Betere regelgeving in de Europese Unie
Beleidsdebat
De Raad besprak wat er nodig is om regeldruk voor ondernemers te verminderen. Er is
unaniem steun voor betere regelgeving. Volgens het Hongaarse voorzitterschap zijn
er duidelijke keuzes nodig om het concurrentievermogen te kunnen verbeteren. Ook in
het kader van betere regelgeving onderstreepte het Hongaarse voorzitterschap de toegevoegde
waarde van de voorstellen over betere regelgeving die in het Draghi rapport worden
gedaan. Vicevoorzitter Vestager erkende dat in de aankomende Commissieperiode een
hoog ambitieniveau nodig is om te komen tot vereenvoudiging en betere regelgeving.
Dat vergt minder rapportage verplichtingen, 25% minder regeldruk voor het bedrijfsleven,
en 35% minder regeldruk voor het mkb.

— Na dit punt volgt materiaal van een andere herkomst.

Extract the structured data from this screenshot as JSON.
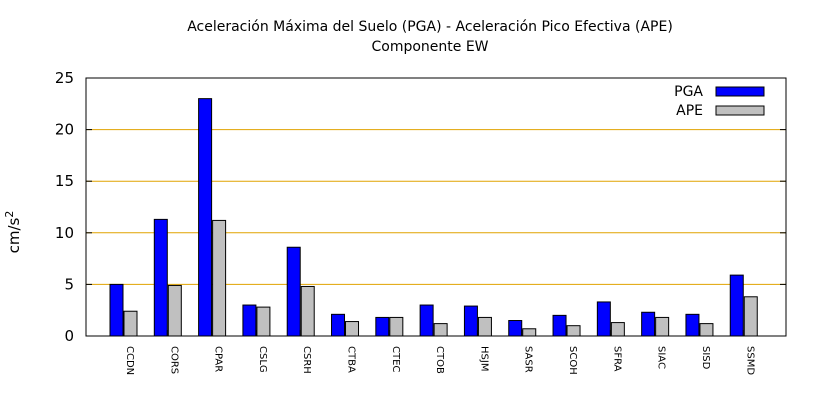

Tevens brachten veel lidstaten dit punt op.
Nederland opende het beleidsdebat door het inbrengen van de belangrijkste punten uit
het gezamenlijke non-paper met de Italianen, Tsjechen, Zweden en Denen.5 Zo riep Nederland de Commissie op om bij nieuwe regelgeving altijd een impact assessment uit te voeren en om bij significante wijzigingen de impact assessments te actualiseren. Het belang van gedegen impact assessments werd breed gedragen in de Raad. Ook riep Nederland de Raad op om bij bestaande wetgeving
regeldruk aan te pakken en rekening te houden met het cumulatieve effect. In dit kader
riep Nederland de Commissie op om binnen de eerste 100 dagen een stress-test uit te
voeren op het EU-acquis. In reactie op deze oproep onderstreept de Commissie het belang
van stress-testen van het acquis. Hierbij geeft de Commissie aan dat er bij de stress-test
ook rekening gehouden moet worden met de context van de regels. Desalniettemin kan
de stress-test wel een handige exercitie zijn voor simplificering en om dubbelingen
en tegenstrijdigheden tegen te gaan.
Diversenpunten
De Commissie presenteerde een aantal diversenpunten. De Commissie gaf een update over
lopende wetgevingsdossiers en presenteerde daarnaast het e-declaration voorstel en benoemde de link van dit voorstel met het betere regelgeving dossier.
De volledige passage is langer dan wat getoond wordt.